No longer faceless concepts of fields ripe for harvest. No longer a vastness referred to as ‘mission field.’ No longer thoughts of a city where a missionary would set up services. Names. Individuals.
And a vision appeared to Paul in the night; There stood a man of Macedonia, and prayed him, saying, Come over into Macedonia, and help us. (Acts 16:9 KJV)
Read from the first of that chapter – it’s a turning point for Luke. In verse 4 he wrote “as they went;” in verse 6, “when they had;” in seven, “but the Spirit suffered them not.” Then comes Paul’s vision, and in verse ten:
And after he had seen the vision, immediately we endeavoured to go into Macedonia, assuredly gathering that the Lord had called us for to preach the gospel unto them. (Acts 16:10 KJV)
For decades I was aware – and supported financially as well as prayerfully – of missions and missionaries. I thought of missionaries as individuals as I had met many. I thought of the people they were ministering to – as a whole. After this one sermon, though, I understood that “the sticks have names.”
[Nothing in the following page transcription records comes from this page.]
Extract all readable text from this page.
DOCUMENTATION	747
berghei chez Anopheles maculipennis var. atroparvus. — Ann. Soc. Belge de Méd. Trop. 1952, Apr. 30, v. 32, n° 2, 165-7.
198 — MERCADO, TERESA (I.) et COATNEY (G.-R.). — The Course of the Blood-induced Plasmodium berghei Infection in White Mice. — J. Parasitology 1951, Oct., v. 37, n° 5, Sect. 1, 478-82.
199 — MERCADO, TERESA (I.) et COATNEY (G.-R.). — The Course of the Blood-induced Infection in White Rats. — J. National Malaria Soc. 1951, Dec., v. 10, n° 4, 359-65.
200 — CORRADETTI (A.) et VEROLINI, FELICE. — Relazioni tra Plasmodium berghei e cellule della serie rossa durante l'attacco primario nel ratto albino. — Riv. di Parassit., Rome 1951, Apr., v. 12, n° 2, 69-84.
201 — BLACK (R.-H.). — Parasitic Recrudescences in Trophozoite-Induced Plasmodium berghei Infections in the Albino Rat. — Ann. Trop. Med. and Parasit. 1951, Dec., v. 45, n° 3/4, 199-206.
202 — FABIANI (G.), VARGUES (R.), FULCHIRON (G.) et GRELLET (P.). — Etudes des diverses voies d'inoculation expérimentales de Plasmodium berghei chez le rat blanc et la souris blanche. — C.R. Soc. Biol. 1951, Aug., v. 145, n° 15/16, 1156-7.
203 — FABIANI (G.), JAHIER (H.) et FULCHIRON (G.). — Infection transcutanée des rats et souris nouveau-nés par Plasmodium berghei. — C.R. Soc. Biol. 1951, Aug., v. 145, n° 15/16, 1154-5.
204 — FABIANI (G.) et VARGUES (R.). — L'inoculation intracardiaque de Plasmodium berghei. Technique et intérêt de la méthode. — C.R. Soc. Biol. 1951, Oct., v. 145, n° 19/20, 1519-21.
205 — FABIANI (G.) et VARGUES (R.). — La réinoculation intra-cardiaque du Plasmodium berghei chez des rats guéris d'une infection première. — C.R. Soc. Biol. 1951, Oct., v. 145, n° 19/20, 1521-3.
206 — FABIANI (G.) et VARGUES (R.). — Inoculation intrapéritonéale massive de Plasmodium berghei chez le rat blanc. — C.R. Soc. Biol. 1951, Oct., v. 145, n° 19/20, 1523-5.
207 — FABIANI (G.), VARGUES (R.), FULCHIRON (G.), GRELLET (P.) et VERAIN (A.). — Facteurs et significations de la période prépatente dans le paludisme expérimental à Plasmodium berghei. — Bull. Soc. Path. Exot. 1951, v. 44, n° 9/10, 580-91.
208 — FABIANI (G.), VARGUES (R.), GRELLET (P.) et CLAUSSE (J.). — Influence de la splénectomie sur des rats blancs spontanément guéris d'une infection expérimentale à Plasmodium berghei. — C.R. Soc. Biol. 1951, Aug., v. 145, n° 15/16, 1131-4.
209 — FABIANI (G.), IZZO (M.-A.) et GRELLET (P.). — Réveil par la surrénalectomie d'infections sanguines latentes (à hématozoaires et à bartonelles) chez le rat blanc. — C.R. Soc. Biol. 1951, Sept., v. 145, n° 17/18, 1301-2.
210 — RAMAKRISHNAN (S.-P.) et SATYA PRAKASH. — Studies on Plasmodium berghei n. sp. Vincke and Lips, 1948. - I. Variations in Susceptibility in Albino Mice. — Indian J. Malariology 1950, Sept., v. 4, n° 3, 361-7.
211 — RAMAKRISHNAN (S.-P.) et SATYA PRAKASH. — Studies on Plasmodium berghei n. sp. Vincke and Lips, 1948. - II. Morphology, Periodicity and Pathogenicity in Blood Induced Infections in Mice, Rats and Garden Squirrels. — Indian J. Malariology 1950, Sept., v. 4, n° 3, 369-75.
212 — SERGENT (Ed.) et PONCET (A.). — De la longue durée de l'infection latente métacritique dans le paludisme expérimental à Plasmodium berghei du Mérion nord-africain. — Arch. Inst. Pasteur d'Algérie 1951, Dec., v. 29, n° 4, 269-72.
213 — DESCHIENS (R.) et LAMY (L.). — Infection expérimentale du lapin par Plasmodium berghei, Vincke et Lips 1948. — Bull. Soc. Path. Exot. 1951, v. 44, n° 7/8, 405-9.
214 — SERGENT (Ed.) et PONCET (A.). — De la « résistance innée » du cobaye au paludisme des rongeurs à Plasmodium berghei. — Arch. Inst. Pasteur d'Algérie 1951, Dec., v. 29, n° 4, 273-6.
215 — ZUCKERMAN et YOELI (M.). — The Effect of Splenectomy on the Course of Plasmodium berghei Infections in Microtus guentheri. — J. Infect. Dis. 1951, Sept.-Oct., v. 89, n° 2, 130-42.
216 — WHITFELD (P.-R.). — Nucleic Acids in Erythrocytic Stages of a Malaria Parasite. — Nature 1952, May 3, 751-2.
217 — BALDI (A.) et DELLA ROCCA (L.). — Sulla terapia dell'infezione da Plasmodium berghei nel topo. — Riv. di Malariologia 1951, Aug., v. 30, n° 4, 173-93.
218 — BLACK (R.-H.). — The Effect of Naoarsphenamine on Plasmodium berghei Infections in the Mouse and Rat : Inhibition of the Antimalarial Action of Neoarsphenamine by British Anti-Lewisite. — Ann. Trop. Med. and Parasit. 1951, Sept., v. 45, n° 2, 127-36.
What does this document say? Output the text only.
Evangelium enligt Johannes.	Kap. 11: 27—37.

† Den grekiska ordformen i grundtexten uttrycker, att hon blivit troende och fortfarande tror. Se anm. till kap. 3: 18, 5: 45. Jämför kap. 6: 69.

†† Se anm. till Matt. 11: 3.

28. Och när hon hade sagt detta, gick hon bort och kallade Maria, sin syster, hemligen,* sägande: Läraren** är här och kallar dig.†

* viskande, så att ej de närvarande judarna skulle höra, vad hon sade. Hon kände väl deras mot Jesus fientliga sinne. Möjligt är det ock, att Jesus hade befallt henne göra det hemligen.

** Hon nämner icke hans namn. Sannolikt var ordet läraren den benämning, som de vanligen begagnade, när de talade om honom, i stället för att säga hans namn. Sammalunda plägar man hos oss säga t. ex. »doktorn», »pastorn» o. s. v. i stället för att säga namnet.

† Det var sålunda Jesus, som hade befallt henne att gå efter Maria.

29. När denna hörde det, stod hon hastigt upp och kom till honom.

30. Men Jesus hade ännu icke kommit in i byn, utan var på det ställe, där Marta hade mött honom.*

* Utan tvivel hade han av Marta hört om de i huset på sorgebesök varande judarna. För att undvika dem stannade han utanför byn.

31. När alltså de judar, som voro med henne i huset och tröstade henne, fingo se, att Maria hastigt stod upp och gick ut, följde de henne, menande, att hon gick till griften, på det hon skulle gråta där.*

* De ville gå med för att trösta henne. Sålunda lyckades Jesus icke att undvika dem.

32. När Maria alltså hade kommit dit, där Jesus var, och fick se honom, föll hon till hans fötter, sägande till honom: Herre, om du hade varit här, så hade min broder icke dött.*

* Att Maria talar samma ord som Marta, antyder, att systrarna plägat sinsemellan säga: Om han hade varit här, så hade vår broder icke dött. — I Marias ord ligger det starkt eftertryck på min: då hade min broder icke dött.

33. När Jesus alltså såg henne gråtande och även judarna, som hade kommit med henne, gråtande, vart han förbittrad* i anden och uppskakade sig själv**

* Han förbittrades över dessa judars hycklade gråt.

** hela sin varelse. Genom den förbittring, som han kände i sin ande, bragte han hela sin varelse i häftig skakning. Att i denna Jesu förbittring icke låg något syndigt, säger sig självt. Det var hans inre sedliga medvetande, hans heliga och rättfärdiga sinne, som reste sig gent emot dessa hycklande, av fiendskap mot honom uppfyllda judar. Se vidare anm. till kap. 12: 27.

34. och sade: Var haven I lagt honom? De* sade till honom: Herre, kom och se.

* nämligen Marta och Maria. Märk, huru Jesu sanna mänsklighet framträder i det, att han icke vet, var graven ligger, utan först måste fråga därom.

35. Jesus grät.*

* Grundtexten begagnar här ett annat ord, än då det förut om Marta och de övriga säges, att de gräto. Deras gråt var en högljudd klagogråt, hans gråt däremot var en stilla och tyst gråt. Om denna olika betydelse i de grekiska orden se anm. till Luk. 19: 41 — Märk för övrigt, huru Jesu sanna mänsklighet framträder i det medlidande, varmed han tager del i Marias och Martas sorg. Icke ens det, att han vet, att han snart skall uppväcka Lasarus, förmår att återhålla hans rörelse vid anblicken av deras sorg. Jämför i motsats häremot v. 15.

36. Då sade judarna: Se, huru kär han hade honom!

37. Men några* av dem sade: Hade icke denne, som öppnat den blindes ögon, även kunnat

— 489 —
Each of us has a ministry, a mission, a field. We could pick up a bundle of sticks and apply the names of people we know could use the comfort of our Lord, the love of our Lord and most assuredly, the salvation offered by our Lord. As Christians, we’ve every one read:
Go ye therefore, and teach all nations, baptizing them in the name of the Father, and of the Son, and of the Holy Ghost: Teaching them to observe all things whatsoever I have commanded you: and, lo, I am with you alway, even unto the end of the world. Amen. (Matthew 28:19-20 KJV)
Perhaps they should read two verses ahead:
And when they saw him, they worshipped him: but some doubted. (Matthew 28:17 KJV)
Move beyond the doubts we all experience at some time. Accomplish the ministry our Lord has called upon each of us to accomplish.